The elevator moved abruptly sideways once more, this time in a different direction.
Leo pushed the next button.
Blue.
The elevator moved again, lurching to a stop.
Green
was pushed and the elevator moved once more.
“Only one button left,” said Leo. He wished Remi were with him, or at least Betty, Blop, or Merle the flying goat. He felt suddenly very alone in the world as his finger hovered over the white button.
And then he pushed it.
The duck elevator began spinning in a circle, then it shot up through the Whippet Hotel as fast as the Double Helix had ever gone. Leo put his hands on the low ceiling and braced himself. Either the duck elevator was about to stop, or they were going right through the roof and into the air.
The duck elevator did stop, almost as suddenly as it had started.
The number 13 appeared above the four buttons with the sound of a bell.

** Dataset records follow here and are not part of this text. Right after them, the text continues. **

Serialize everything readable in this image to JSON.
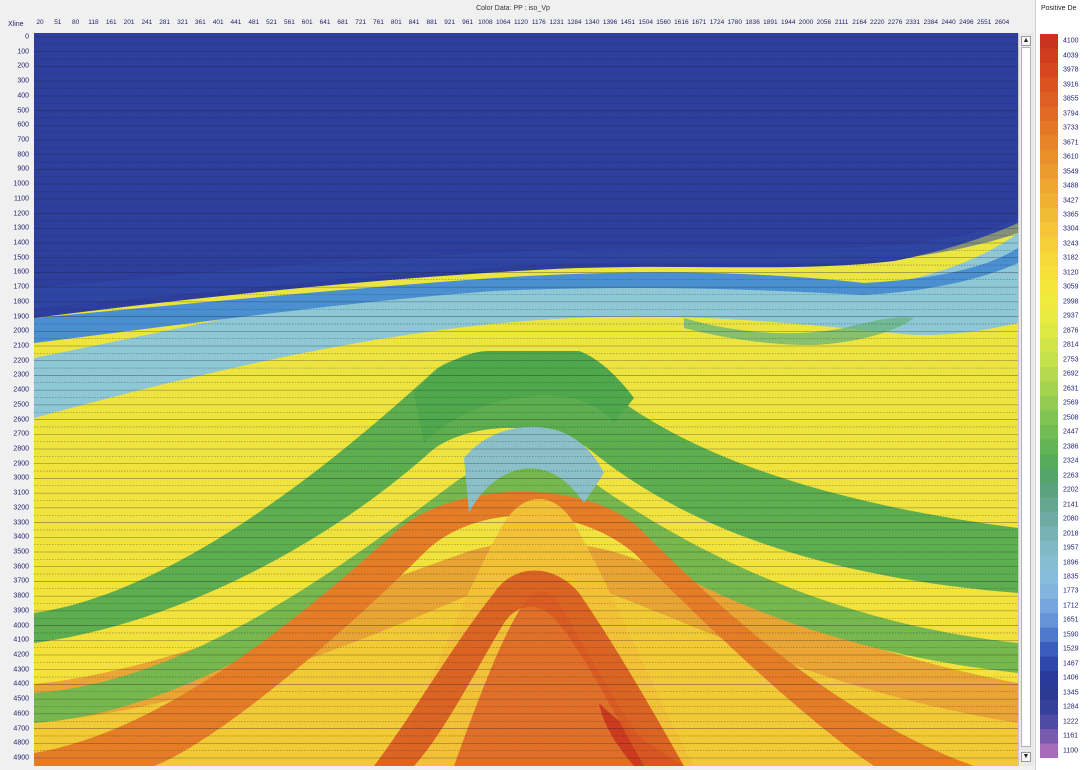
{
  "window": {
    "title": "Color Data: PP : iso_Vp",
    "xline_label": "Xline",
    "legend_title": "Positive De"
  },
  "scrollbar": {
    "up_glyph": "▲",
    "down_glyph": "▼"
  },
  "colors": {
    "background": "#f0f0f0",
    "axis_text": "#1e1e6e",
    "horizon_line": "#2a2a2a"
  },
  "chart_data": {
    "type": "heatmap",
    "title": "Color Data: PP : iso_Vp",
    "xlabel": "Xline",
    "ylabel": "",
    "x_ticks": [
      "20",
      "51",
      "80",
      "118",
      "161",
      "201",
      "241",
      "281",
      "321",
      "361",
      "401",
      "441",
      "481",
      "521",
      "561",
      "601",
      "641",
      "681",
      "721",
      "761",
      "801",
      "841",
      "881",
      "921",
      "961",
      "1008",
      "1064",
      "1120",
      "1176",
      "1231",
      "1284",
      "1340",
      "1396",
      "1451",
      "1504",
      "1560",
      "1616",
      "1671",
      "1724",
      "1780",
      "1836",
      "1891",
      "1944",
      "2000",
      "2056",
      "2111",
      "2164",
      "2220",
      "2276",
      "2331",
      "2384",
      "2440",
      "2496",
      "2551",
      "2604"
    ],
    "y_ticks": [
      0,
      100,
      200,
      300,
      400,
      500,
      600,
      700,
      800,
      900,
      1000,
      1100,
      1200,
      1300,
      1400,
      1500,
      1600,
      1700,
      1800,
      1900,
      2000,
      2100,
      2200,
      2300,
      2400,
      2500,
      2600,
      2700,
      2800,
      2900,
      3000,
      3100,
      3200,
      3300,
      3400,
      3500,
      3600,
      3700,
      3800,
      3900,
      4000,
      4100,
      4200,
      4300,
      4400,
      4500,
      4600,
      4700,
      4800,
      4900
    ],
    "xlim": [
      20,
      2630
    ],
    "ylim": [
      0,
      4900
    ],
    "colorbar": {
      "label": "Positive De",
      "values": [
        4100,
        4039,
        3978,
        3916,
        3855,
        3794,
        3733,
        3671,
        3610,
        3549,
        3488,
        3427,
        3365,
        3304,
        3243,
        3182,
        3120,
        3059,
        2998,
        2937,
        2876,
        2814,
        2753,
        2692,
        2631,
        2569,
        2508,
        2447,
        2386,
        2324,
        2263,
        2202,
        2141,
        2080,
        2018,
        1957,
        1896,
        1835,
        1773,
        1712,
        1651,
        1590,
        1529,
        1467,
        1406,
        1345,
        1284,
        1222,
        1161,
        1100
      ],
      "colors": [
        "#c8321e",
        "#cf3c1e",
        "#d5461f",
        "#da5321",
        "#de5f23",
        "#e16b24",
        "#e47826",
        "#e78428",
        "#ea902b",
        "#ec9b2e",
        "#eea731",
        "#f0b133",
        "#f2bb35",
        "#f3c537",
        "#f5cf37",
        "#f6d838",
        "#f6e039",
        "#f4e63b",
        "#f0ea3e",
        "#e9eb41",
        "#dfe944",
        "#d2e548",
        "#c4e04b",
        "#b5da4d",
        "#a4d34f",
        "#93cc51",
        "#82c452",
        "#71bc53",
        "#62b454",
        "#58ab5b",
        "#55a56a",
        "#5aa37d",
        "#64a690",
        "#6eaba3",
        "#78b2b6",
        "#80b8c6",
        "#86bdd2",
        "#88bcdb",
        "#82b4de",
        "#76a6dd",
        "#6592d8",
        "#4f78cc",
        "#3b5dbd",
        "#2e47ab",
        "#2a3a9c",
        "#2c3a94",
        "#34409a",
        "#4d4ba4",
        "#7a5aaf",
        "#a66bba"
      ]
    },
    "grid": true,
    "legend_position": "right"
  }
}
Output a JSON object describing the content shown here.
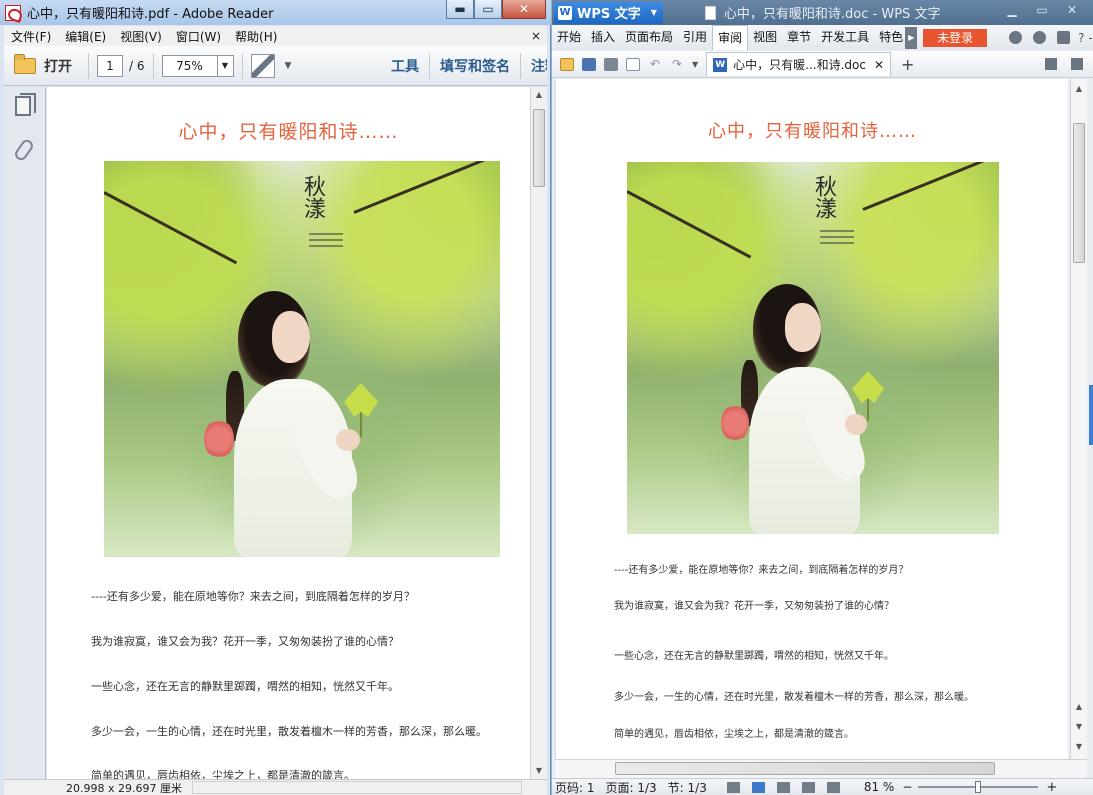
{
  "reader": {
    "title": "心中，只有暖阳和诗.pdf - Adobe Reader",
    "window_controls": {
      "minimize": "▬",
      "maximize": "▭",
      "close": "✕"
    },
    "menu": [
      "文件(F)",
      "编辑(E)",
      "视图(V)",
      "窗口(W)",
      "帮助(H)"
    ],
    "menu_close": "×",
    "toolbar": {
      "open_label": "打开",
      "page_current": "1",
      "page_total": "/ 6",
      "zoom": "75%",
      "tools_label": "工具",
      "fill_sign_label": "填写和签名",
      "comment_label": "注释"
    },
    "status": {
      "page_size": "20.998 x 29.697 厘米"
    },
    "document": {
      "title": "心中，只有暖阳和诗……",
      "photo_caption": "秋漾",
      "paragraphs": [
        "----还有多少爱，能在原地等你？来去之间，到底隔着怎样的岁月？",
        "我为谁寂寞，谁又会为我？花开一季，又匆匆装扮了谁的心情？",
        "一些心念，还在无言的静默里踯躅，喟然的相知，恍然又千年。",
        "多少一会，一生的心情，还在时光里，散发着檀木一样的芳香，那么深，那么暖。",
        "简单的遇见，唇齿相依，尘埃之上，都是清澈的箴言。"
      ]
    }
  },
  "wps": {
    "brand": "WPS 文字",
    "brand_logo": "W",
    "title": "心中，只有暖阳和诗.doc - WPS 文字",
    "ribbon_tabs": [
      "开始",
      "插入",
      "页面布局",
      "引用",
      "审阅",
      "视图",
      "章节",
      "开发工具",
      "特色"
    ],
    "active_tab": "审阅",
    "login_label": "未登录",
    "help_label": "? -",
    "doc_tab": {
      "icon_letter": "W",
      "label": "心中，只有暖...和诗.doc",
      "close": "✕"
    },
    "new_tab": "+",
    "status": {
      "page_number": "页码: 1",
      "pages": "页面: 1/3",
      "section": "节: 1/3",
      "zoom": "81 %",
      "zoom_minus": "−",
      "zoom_plus": "+",
      "zoom_level": 0.5
    },
    "document": {
      "title": "心中，只有暖阳和诗……",
      "photo_caption": "秋漾",
      "paragraphs": [
        "----还有多少爱，能在原地等你？来去之间，到底隔着怎样的岁月？",
        "我为谁寂寞，谁又会为我？花开一季，又匆匆装扮了谁的心情？",
        "一些心念，还在无言的静默里踯躅，喟然的相知，恍然又千年。",
        "多少一会，一生的心情，还在时光里，散发着檀木一样的芳香，那么深，那么暖。",
        "简单的遇见，唇齿相依，尘埃之上，都是清澈的箴言。"
      ]
    }
  }
}
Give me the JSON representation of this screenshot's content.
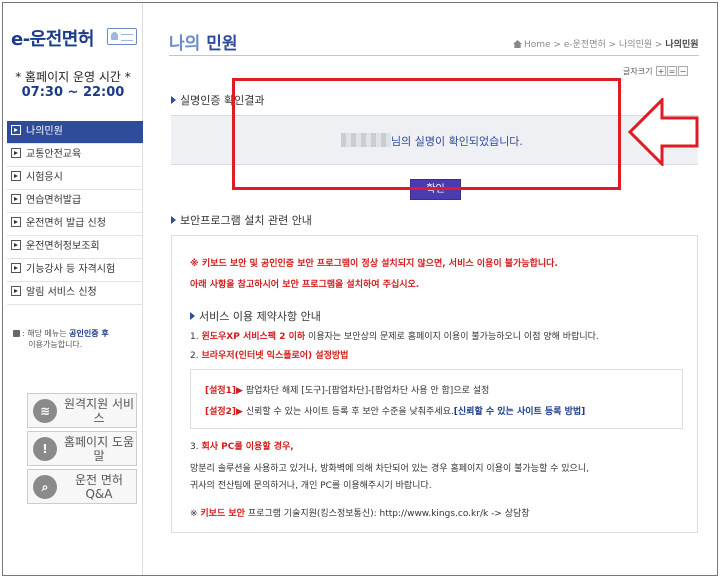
{
  "sidebar": {
    "logo": "e-운전면허",
    "hours_label": "* 홈페이지 운영 시간 *",
    "hours_value": "07:30 ~ 22:00",
    "menu": [
      {
        "label": "나의민원"
      },
      {
        "label": "교통안전교육"
      },
      {
        "label": "시험응시"
      },
      {
        "label": "연습면허발급"
      },
      {
        "label": "운전면허 발급 신청"
      },
      {
        "label": "운전면허정보조회"
      },
      {
        "label": "기능강사 등 자격시험"
      },
      {
        "label": "알림 서비스 신청"
      }
    ],
    "login_note": {
      "prefix": ": 해당 메뉴는 ",
      "link": "공인인증 후",
      "suffix": "이용가능합니다."
    },
    "quick_links": [
      {
        "label": "원격지원 서비스",
        "icon": "wifi-icon"
      },
      {
        "label": "홈페이지 도움말",
        "icon": "exclamation-icon"
      },
      {
        "label": "운전 면허 Q&A",
        "icon": "magnifier-icon"
      }
    ]
  },
  "header": {
    "title_a": "나의",
    "title_b": " 민원",
    "breadcrumb": [
      "Home",
      "e-운전면허",
      "나의민원",
      "나의민원"
    ],
    "fontsize_label": "글자크기",
    "fontsize_buttons": [
      "+",
      "=",
      "−"
    ]
  },
  "result": {
    "section_title": "실명인증 확인결과",
    "message": "님의 실명이 확인되었습니다.",
    "confirm_label": "확인"
  },
  "security": {
    "section_title": "보안프로그램 설치 관련 안내",
    "warn1": "※ 키보드 보안 및 공인인증 보안 프로그램이 정상 설치되지 않으면, 서비스 이용이 불가능합니다.",
    "warn2": "아래 사항을 참고하시어 보안 프로그램을 설치하여 주십시오.",
    "limit_title": "서비스 이용 제약사항 안내",
    "item1_num": "1. ",
    "item1_hl": "윈도우XP 서비스팩 2 이하",
    "item1_rest": " 이용자는 보안상의 문제로 홈페이지 이용이 불가능하오니 이점 양해 바랍니다.",
    "item2_num": "2. ",
    "item2_hl": "브라우저(인터넷 익스플로어) 설정방법",
    "set1_tag": "[설정1]▶",
    "set1_text": " 팝업차단 해제 [도구]-[팝업차단]-[팝업차단 사용 안 함]으로 설정",
    "set2_tag": "[설정2]▶",
    "set2_text": " 신뢰할 수 있는 사이트 등록 후 보안 수준을 낮춰주세요.",
    "set2_link": "[신뢰할 수 있는 사이트 등록 방법]",
    "item3_num": "3. ",
    "item3_hl": "회사 PC를 이용할 경우,",
    "desc1": "망분리 솔루션을 사용하고 있거나, 방화벽에 의해 차단되어 있는 경우 홈페이지 이용이 불가능할 수 있으니,",
    "desc2": "귀사의 전산팀에 문의하거나, 개인 PC를 이용해주시기 바랍니다.",
    "footer_prefix": "※ ",
    "footer_hl": "키보드 보안",
    "footer_rest": " 프로그램 기술지원(킹스정보통신): http://www.kings.co.kr/k -> 상담창"
  },
  "colors": {
    "brand": "#2e4c9a",
    "highlight": "#e01b24",
    "warning": "#d41b1b"
  }
}
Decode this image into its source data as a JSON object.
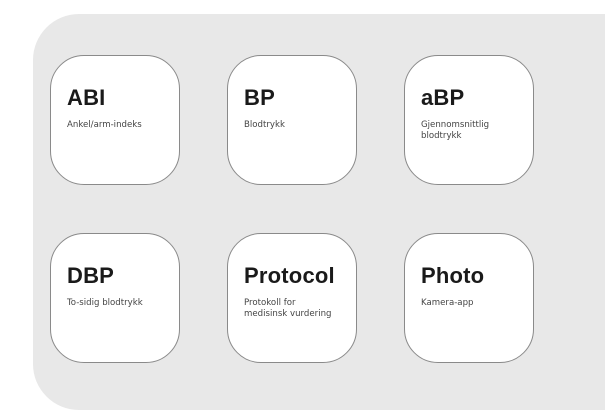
{
  "tiles": [
    {
      "title": "ABI",
      "description": "Ankel/arm-indeks"
    },
    {
      "title": "BP",
      "description": "Blodtrykk"
    },
    {
      "title": "aBP",
      "description": "Gjennomsnittlig\nblodtrykk"
    },
    {
      "title": "DBP",
      "description": "To-sidig blodtrykk"
    },
    {
      "title": "Protocol",
      "description": "Protokoll for\nmedisinsk vurdering"
    },
    {
      "title": "Photo",
      "description": "Kamera-app"
    }
  ],
  "colors": {
    "panel_background": "#e8e8e8",
    "tile_background": "#ffffff",
    "tile_border": "#8a8a8a",
    "title_text": "#1a1a1a",
    "description_text": "#444444"
  }
}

“But there is no floor thirteen,” Leo said. But even as he said it, he knew there had always been thirteen floors. He’d simply never been invited to any of the secret floors or the
very
secret floor at the top.
Leo took a deep breath to calm himself, threw open the duck elevator door, and crawled out into the room.
He stood up, but did not speak. Overhead he saw the bottom of the pond, which he now realized was made of glass. He could see the duck feet flapping and the fish swimming. Light poured in through the pond, filling the thirteenth floor with a dreamy, golden hue. There were books every where, on tables and endless shelves winding this way and that. There were long, lazy-looking couches and overstuffed chairs. There were
huge beanbags, some pink like a pig and others black-and-white like dairy cows. Colored rings of every size drifted near the ceiling, held by some unknowable magnetic force, and flying holographic farm animals swooped high and low. But mostly there were books. Lots and lots of books.